Statistics Year 1 Flashcards
Define population
Population- complete collection of people or items
Define sample
Sample- part of population- as ✖️ possible to gather data about every individual in population … sample used to gather info which is used to draw conclusions about population
How many types of sampling are there?
7
What is simple random sampling?
Simple random sampling- sampling method in which items in sample chosen by random process e.g. drawing names from 🎩- every member of population has equal chance of being selected
What is opportunity sampling?
Opportunity sampling- choosing individuals for sample as opportunity arises e.g. interviewing passers-by
What is systematic sampling?
Systematic sampling- select individuals from population using systematic method e.g. selecting every 10th person on list of population
What is stratified sampling?
Stratified sampling- used when population can be divided into subgroups (strata) using criteria e.g. age or gender 👨 👩 and ensures all strata represented in sample
- Sometimes requirement that numbers sampled from each stratum is proportional to sizes of the strata (proportional stratified sampling)
- Otherwise, weighting used
What is quota sampling?
Quota sampling- can also be used when population can be divided into strata- certain number of items from each stratum are required
What is cluster sampling?
Cluster sampling- used when population consists of subgroups which are each reasonably representative of population (e.g. year 6 classes in several schools)- sample taken from just a few of these subgroups
What is self selected/volunteer sampling?
Self-selected sampling- individuals choose to be part of sample e.g. survey posted on internet
Which sampling techniques are prone to bias?
1) Opportunity sampling
2) Self-selected sampling
- sample unlikely to be representative of population
What is a good thing about larger samples?
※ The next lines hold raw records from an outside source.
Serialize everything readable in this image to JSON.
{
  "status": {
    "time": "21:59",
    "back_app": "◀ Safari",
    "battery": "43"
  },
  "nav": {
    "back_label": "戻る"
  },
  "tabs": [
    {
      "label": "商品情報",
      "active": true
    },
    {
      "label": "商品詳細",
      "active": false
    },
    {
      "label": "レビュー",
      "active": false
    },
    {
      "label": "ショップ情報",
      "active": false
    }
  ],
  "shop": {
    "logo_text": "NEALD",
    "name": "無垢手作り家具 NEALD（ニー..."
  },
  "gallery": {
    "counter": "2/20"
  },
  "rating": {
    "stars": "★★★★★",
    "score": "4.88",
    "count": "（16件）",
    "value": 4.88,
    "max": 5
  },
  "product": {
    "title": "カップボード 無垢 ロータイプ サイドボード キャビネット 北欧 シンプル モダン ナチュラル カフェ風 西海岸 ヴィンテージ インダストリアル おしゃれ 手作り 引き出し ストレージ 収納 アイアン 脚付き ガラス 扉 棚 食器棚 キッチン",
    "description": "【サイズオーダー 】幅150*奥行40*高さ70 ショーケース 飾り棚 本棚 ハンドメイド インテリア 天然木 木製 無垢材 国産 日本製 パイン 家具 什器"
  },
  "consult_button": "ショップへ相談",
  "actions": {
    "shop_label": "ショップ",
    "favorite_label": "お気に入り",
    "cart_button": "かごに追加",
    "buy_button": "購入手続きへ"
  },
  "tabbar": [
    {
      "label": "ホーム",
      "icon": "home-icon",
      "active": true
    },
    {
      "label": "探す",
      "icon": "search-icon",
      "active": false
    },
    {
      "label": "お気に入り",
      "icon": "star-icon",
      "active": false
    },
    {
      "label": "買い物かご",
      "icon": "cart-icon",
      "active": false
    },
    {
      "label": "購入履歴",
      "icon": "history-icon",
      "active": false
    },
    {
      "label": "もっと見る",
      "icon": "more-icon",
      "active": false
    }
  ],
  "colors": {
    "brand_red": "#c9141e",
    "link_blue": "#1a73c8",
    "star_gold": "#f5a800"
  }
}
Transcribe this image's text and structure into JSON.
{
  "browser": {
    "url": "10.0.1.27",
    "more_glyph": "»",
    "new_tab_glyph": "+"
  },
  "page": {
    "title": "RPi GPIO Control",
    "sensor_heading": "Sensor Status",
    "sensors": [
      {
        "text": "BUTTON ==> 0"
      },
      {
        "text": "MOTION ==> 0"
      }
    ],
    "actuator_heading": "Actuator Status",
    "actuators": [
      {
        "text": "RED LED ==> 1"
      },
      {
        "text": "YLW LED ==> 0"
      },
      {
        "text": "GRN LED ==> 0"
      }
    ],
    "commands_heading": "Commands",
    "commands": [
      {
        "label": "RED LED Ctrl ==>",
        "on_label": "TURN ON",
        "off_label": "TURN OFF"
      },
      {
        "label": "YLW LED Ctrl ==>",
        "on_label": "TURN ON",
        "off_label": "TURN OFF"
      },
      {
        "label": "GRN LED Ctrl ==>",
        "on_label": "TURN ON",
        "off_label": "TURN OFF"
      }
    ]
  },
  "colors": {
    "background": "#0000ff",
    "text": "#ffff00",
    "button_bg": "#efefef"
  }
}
Larger samples usually ⬆️ representative of population than smaller samples
What are the types of sampling?
1) Simple random
2) Opportunity
3) Systematic
4) Stratified
5) Quota
6) Cluster
7) Self selected/volunteer
How many types of data are there?
3
What are statistical diagrams?
Statistical diagrams used to illustrate data
What are types of data?
1) Categorical
2) Discrete
3) Continuous
What are bar charts?
Bar charts 📊 show frequencies for each item of data
- height of bar equal to frequency
- unlike histograms gaps between bars- indicates discrete data
- 📊 often used for categorical data
What is a dot plot?
Dot plot- similar to bar chart📊 but uses stacks of dots to represent frequency
What is a vertical line chart?
Vertical line chart- similar to bar chart 📊 BUT uses vertical lines instead of bars
- ⬆️ appropriate than 📊 to show numerical 1️⃣2️⃣3️⃣ data
What is a histogram?
Histogram- used to illustrate grouped data
- vertical axis gives frequency density (frequency ➗ class width)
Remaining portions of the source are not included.